Indian designer Tarun Tahiliani on Wednesday opened the autumn-winter edition of Wills Lifestyle India Fashion Week (WIFW) 2014 in New Delhi with Shilpa Shetty draped in a kanjeevaram (a silk variety) outfit.
Right from ivory cascade jacket with zardozi shoulders and black silk linen salwar pants to gold applique asymmetrical one sleeved dress in red to tweed embellished blouse with teal heritage sari and corset blouse, there were many stunning pieces on display.
Shetty, 38, who gave birth to her son in 2012, has been the showstopper for Tahiliani several times in the past, but this time she was a tad worried. “I was bothered whether I would fit into Tarun’s creation. I worked out in two months,” Shetty told reporters after the opening show of the five-day event.
Though the outfit looked heavy, the actress said it was, in fact, just the opposite. “It’s very light. The use of kanjeevaram saris sounds heavy, but it’s not. It’s so beautiful and even if I wear it inside out, it will look fabulous. The finish is also great,” said Shetty, who wore a kanjeevaram sari designed by Tahiliani at her wedding with businessman Raj Kundra in 2009.
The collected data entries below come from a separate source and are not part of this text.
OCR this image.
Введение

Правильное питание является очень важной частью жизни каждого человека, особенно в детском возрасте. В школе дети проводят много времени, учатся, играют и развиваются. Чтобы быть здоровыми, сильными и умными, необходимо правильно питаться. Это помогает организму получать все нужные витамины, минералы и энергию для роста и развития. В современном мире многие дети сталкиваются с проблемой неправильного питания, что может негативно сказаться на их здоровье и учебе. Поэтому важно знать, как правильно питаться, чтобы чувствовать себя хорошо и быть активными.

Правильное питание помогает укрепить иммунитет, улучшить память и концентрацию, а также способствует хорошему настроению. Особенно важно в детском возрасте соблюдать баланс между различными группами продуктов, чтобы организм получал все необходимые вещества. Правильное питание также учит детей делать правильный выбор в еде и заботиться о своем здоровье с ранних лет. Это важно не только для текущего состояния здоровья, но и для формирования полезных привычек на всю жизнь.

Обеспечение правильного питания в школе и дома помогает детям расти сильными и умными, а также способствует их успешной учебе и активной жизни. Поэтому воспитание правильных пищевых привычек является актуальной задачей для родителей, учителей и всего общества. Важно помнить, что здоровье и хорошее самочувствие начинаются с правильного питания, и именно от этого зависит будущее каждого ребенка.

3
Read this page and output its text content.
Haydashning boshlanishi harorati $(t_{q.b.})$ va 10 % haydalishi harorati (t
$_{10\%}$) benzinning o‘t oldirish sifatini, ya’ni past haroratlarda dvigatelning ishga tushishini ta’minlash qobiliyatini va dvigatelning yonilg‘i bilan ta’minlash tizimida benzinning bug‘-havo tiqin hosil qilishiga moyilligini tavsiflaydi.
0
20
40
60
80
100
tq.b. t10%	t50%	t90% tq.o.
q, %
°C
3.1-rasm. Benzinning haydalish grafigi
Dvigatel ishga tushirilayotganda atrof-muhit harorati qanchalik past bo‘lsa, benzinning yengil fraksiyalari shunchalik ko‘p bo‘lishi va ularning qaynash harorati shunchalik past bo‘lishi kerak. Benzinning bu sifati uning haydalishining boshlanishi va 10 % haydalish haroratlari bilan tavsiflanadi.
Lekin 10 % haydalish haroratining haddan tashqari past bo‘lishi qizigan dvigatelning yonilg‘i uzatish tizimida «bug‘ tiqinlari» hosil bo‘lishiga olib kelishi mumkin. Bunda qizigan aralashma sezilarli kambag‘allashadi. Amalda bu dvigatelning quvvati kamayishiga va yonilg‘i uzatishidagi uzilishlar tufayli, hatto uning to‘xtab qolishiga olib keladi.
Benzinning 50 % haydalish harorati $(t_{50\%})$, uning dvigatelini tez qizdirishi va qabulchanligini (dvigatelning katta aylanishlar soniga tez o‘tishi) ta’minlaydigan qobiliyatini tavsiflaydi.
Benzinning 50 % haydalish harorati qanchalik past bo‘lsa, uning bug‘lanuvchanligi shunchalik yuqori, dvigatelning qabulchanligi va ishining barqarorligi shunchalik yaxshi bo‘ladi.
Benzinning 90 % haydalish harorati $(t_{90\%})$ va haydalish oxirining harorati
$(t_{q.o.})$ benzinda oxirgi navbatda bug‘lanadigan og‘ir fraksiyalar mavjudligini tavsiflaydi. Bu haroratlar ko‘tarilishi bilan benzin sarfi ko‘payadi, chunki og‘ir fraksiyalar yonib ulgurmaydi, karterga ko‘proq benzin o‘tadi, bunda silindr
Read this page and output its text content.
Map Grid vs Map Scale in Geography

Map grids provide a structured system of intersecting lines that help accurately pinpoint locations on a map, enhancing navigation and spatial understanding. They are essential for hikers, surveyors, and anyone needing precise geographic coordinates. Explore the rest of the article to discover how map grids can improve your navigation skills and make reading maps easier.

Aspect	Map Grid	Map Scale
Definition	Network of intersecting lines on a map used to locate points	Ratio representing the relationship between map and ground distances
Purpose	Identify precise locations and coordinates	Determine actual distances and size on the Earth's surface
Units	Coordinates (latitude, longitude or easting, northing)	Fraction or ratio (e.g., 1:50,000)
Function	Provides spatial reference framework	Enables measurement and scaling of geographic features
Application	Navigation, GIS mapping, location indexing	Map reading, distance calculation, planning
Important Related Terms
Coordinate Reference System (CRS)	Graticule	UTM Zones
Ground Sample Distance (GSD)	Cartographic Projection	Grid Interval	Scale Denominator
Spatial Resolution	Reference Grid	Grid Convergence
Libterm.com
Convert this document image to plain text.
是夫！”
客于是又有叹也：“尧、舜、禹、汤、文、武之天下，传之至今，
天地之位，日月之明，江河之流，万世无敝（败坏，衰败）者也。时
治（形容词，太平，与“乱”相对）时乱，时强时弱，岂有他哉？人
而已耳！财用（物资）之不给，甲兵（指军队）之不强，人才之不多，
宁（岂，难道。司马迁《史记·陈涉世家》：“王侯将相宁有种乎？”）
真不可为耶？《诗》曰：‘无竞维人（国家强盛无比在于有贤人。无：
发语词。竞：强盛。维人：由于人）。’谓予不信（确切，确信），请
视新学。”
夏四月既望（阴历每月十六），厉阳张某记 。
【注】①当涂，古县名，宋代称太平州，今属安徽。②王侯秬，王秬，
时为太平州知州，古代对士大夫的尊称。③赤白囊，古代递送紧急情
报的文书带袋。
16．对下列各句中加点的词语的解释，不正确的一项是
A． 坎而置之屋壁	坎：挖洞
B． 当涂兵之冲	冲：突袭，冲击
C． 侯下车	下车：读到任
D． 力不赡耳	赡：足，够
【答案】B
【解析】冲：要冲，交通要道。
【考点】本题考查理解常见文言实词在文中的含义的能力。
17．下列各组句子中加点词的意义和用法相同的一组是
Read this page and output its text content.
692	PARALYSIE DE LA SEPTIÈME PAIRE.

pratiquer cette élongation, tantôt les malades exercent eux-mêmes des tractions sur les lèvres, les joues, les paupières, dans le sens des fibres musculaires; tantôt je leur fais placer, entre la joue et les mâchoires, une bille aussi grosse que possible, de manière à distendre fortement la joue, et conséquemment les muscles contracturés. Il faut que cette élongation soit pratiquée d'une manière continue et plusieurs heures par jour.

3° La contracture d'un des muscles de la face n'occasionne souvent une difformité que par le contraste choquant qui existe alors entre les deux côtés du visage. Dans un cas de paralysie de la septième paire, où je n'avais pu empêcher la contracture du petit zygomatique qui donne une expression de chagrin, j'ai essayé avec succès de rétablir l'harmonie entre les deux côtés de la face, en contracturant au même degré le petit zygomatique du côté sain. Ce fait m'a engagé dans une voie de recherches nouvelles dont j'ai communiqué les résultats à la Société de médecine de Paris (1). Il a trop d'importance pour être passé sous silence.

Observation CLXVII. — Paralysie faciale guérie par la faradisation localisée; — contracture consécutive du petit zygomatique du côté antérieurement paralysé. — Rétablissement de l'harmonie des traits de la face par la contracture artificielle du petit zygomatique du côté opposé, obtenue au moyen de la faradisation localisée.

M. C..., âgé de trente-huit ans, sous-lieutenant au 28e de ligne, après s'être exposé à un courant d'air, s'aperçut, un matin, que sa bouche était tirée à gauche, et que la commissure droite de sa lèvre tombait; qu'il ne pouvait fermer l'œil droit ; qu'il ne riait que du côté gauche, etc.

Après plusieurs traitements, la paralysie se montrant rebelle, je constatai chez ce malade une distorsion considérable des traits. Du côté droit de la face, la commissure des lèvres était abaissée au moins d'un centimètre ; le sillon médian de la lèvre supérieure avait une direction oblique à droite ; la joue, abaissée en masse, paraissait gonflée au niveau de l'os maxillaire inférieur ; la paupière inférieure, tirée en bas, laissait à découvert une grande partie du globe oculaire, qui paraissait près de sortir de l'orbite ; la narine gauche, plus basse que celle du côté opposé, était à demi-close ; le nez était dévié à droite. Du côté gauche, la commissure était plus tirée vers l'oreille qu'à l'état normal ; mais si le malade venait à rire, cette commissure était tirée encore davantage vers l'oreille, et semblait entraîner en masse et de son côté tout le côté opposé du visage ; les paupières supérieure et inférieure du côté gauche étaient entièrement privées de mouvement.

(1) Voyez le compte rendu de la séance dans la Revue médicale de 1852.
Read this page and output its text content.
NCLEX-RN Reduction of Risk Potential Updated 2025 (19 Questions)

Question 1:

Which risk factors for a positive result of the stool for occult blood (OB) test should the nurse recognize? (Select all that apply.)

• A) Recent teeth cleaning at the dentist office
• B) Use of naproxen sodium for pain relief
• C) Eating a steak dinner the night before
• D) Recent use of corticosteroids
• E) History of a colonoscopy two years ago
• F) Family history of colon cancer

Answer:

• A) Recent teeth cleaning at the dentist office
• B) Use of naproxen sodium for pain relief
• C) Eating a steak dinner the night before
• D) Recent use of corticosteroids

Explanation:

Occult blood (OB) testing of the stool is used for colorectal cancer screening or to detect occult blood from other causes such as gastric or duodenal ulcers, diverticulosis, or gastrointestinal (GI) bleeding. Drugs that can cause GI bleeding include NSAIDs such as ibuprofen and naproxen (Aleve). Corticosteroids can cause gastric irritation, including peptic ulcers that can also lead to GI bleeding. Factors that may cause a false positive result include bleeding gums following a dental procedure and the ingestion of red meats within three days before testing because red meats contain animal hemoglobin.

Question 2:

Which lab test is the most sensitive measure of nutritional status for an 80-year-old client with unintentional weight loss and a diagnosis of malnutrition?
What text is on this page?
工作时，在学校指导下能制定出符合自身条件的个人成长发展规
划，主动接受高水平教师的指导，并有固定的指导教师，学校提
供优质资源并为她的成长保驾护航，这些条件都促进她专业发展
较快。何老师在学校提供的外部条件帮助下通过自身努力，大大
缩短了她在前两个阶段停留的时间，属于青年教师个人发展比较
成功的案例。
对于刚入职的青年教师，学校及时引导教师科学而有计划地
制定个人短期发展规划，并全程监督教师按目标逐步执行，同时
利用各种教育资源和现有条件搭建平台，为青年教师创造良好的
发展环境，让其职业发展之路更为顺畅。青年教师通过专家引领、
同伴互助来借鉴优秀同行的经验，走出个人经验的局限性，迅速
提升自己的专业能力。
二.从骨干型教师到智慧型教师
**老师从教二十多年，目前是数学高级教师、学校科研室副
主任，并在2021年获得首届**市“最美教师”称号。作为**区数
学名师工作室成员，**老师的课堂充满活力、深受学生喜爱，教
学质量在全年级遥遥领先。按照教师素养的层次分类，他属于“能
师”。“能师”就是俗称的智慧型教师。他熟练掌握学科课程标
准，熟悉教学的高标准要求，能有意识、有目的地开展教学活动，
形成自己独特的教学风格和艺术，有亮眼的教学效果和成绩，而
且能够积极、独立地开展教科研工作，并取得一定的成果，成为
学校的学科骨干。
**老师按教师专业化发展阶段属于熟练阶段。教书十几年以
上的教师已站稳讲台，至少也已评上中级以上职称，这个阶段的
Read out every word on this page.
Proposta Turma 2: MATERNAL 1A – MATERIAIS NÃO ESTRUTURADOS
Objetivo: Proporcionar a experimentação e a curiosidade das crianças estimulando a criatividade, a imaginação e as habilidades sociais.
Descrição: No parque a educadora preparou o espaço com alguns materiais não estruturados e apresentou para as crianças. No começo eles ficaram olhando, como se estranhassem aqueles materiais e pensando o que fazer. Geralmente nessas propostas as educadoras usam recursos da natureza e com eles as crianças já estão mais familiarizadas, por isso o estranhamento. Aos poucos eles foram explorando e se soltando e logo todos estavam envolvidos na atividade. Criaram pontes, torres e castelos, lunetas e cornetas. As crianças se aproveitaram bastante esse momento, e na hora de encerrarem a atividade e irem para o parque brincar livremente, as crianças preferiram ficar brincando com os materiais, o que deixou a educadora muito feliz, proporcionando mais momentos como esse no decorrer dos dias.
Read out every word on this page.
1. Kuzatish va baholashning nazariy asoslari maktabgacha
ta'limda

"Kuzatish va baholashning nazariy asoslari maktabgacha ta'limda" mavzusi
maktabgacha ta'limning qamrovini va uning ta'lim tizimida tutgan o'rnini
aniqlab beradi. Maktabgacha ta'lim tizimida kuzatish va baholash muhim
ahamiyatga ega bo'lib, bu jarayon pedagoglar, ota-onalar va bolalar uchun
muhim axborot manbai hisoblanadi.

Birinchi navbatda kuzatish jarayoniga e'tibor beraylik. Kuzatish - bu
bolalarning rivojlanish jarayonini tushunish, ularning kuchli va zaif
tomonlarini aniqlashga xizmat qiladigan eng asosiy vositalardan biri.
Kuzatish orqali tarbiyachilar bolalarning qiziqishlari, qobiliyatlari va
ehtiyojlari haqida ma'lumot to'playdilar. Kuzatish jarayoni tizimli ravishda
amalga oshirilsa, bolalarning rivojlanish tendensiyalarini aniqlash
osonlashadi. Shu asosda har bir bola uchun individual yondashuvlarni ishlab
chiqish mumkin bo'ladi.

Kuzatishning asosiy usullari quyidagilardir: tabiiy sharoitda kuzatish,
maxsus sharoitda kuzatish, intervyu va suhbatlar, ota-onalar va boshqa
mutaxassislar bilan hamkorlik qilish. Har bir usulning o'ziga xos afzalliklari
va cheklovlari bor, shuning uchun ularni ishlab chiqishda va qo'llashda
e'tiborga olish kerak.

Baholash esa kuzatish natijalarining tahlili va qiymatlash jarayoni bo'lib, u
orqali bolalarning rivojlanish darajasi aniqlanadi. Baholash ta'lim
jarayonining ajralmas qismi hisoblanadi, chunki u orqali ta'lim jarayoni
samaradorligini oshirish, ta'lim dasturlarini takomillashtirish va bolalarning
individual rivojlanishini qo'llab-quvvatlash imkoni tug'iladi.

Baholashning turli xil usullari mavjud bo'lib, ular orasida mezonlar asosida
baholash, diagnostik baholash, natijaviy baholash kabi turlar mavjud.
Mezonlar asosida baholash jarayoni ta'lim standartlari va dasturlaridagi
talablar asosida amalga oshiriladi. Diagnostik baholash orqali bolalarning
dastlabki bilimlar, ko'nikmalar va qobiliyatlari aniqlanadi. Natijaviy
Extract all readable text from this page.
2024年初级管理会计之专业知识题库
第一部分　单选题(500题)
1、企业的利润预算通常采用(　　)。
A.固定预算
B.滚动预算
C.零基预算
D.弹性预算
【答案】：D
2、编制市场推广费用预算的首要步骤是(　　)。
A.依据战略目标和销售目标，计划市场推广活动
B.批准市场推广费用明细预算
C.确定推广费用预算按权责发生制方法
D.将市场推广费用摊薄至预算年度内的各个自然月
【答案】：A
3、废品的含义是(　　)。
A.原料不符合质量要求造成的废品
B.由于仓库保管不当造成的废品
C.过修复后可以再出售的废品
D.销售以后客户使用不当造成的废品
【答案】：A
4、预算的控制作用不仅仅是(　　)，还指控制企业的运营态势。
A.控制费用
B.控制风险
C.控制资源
She was accompanied by actors Harman Baweja and Ayesha Khanna, stars of her first production venture Dishkiyaoon, on the ramp. Khanna wore a sari-inspired draped dress and Baweja looked chic in layered bandhgala (an Indo-Western suit) with pants.
Meanwhile, Rahul Mishra, the first Indian to win the coveted International Woolmark Prize (IWP) in Milan, was honoured for his achievement.
Sunil Sethi, president, Fashion Design Council of India (FDCI), presented Mishra with a black cashmere scarf. “It’s a beautiful textile and can be draped in many ways. I am going to keep this in a special place,” Mishra said.
Praising Mishra, designer Rina Dhaka said: “The collection was beautiful. You [Mishra] have given hope to people here.”
His merino wool collection, which won the award, attempted to portray the journey of the human race and the process of metamorphosis that the Earth has undergone in the last century.
Speaking about the collection, he said: “I created wool in such a way that it’s trans-seasonal. I thought about lotus. I was inspired by Buddha’s philosophy that the lotus is found in the womb of the world.”
He said the garments are not just about consumption. “The idea is to work with more people in the process,” said Mishra, who teamed up with weavers from Kerala, Odisha and other parts of India.
He will present his autumn-winter collection at the ongoing WIFW on Thursday.